Each agent implements safety controls: - Rate Limiting: Prevents agents from overwhelming the system - Rollback Procedures: Every change can be undone - Human Approval: High-risk actions require explicit approval - Validation Checks: Changes are verified before committing

Monitoring & Observability

Real-Time Dashboards

The agent framework provides comprehensive monitoring: - Agent health status and uptime - Cost tracking and budget utilization - Performance metrics and trends - Issue detection and resolution tracking

Slack Integration

Intelligent alerting ensures the right people are notified: - Aggregated Alerts: Similar issues are grouped - Priority-Based Routing: Critical issues go to #corgi-alerts - Context-Rich Messages: Include actionable information - Follow-Up Tracking: Ensures issues are resolved

Metrics & Reporting

The framework tracks extensive metrics: - Execution Metrics: Success rates, timing, resource usage - Cost Metrics: Per-agent spending, model usage, budget tracking - Health Metrics: Uptime, error rates, performance scores - Business Metrics: Issues resolved, optimizations applied, tests generated

Best Practices for Agent Development

1. Design for Failure

  • Always include retry logic with exponential backoff
  • Implement circuit breakers for external dependencies
  • Log extensively for debugging
  • Design idempotent operations

2. Cost Consciousness

  • Set appropriate budget limits for each agent
  • Use cheaper models when possible
  • Cache results to avoid repeated API calls
  • Monitor token usage continuously

3. Safety First

  • Never auto-execute destructive operations
  • Always provide rollback mechanisms
  • Require human approval for high-risk actions
  • Validate all changes before applying

4. Observability

  • Log all significant actions and decisions
  • Track detailed metrics for performance analysis
  • Provide clear status reporting
  • Enable easy debugging through comprehensive logs

Future Enhancements

The agent framework is designed for extensibility:

  1. Learning Agents: Agents that improve their performance over time
  2. Predictive Agents: Anticipate issues before they occur
  3. Collaborative Agents: Multiple agents working together on complex tasks
  4. Domain-Specific Agents: Specialized agents for specific business needs

Summary

Corgi's agent framework represents a paradigm shift in system management—from reactive monitoring to proactive, intelligent maintenance.
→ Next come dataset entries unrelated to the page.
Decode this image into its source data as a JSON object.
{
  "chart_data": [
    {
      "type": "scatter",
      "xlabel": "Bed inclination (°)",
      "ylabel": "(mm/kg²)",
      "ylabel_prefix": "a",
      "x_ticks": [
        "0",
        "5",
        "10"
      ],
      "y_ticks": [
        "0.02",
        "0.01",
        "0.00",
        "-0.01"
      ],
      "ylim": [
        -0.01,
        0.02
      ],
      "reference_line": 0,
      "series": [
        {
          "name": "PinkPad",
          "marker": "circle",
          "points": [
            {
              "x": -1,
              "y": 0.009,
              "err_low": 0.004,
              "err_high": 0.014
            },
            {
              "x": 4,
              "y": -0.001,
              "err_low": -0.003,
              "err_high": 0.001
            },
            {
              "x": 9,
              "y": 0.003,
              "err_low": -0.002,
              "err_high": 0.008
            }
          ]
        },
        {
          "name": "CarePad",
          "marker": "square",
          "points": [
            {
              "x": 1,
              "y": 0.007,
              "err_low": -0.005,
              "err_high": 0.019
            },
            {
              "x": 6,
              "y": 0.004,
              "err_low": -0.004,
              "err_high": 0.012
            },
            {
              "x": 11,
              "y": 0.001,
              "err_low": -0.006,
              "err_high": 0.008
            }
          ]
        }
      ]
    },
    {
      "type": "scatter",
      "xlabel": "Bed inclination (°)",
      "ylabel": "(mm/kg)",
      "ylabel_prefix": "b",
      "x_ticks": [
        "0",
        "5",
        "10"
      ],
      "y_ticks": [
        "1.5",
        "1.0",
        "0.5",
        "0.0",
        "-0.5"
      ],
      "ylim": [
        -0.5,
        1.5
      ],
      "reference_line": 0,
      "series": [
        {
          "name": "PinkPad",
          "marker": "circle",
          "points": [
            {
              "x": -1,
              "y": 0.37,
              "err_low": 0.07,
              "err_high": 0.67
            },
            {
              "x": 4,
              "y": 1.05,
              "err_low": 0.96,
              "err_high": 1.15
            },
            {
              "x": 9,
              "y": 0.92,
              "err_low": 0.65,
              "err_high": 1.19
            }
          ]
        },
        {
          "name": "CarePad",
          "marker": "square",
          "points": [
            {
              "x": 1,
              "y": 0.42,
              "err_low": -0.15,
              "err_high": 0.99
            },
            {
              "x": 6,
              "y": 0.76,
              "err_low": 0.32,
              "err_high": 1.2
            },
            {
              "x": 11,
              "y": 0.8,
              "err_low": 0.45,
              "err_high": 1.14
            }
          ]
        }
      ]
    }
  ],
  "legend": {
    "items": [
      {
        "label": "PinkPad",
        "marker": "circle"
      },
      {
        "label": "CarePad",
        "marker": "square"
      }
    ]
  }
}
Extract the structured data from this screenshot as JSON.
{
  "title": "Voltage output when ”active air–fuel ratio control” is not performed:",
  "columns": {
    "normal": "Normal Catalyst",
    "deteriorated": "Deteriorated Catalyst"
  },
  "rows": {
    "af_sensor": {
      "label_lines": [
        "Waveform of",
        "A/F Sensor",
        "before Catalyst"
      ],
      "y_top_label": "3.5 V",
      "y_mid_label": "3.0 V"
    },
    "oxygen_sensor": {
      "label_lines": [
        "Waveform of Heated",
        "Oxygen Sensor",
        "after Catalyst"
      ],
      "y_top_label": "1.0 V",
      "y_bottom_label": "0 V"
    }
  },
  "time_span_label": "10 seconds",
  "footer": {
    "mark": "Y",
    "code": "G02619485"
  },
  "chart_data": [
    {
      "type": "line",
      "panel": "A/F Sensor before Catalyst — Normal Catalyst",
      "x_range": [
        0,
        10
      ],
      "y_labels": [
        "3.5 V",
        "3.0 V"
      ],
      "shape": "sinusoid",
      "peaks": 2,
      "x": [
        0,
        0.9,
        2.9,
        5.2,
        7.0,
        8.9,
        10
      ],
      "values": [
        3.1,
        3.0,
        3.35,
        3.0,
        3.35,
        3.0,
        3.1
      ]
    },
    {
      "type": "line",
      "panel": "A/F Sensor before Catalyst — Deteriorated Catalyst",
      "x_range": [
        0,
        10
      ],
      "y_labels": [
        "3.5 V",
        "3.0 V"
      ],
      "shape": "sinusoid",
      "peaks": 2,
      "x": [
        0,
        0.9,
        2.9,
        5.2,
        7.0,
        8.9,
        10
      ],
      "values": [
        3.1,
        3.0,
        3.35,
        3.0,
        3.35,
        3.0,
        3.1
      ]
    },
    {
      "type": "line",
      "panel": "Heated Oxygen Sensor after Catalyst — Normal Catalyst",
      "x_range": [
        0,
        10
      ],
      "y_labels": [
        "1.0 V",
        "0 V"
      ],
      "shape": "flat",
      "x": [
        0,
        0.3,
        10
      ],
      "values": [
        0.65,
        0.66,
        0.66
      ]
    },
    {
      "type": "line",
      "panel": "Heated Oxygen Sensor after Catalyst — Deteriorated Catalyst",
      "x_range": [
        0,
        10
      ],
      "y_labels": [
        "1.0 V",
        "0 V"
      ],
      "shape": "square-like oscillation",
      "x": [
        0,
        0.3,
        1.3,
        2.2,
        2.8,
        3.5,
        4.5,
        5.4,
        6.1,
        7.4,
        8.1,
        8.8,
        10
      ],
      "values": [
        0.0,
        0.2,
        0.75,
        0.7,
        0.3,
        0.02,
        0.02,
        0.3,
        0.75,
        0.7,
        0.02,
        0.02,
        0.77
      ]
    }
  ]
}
By combining specialized agents with centralized orchestration, comprehensive safety controls, and intelligent cost management, the framework ensures Corgi remains performant, secure, and cost-effective with minimal human intervention.

The true power of the framework lies not in any individual agent, but in how they work together as a coordinated system, each contributing their specialized capabilities while the ManagerAgent ensures everything runs smoothly and efficiently.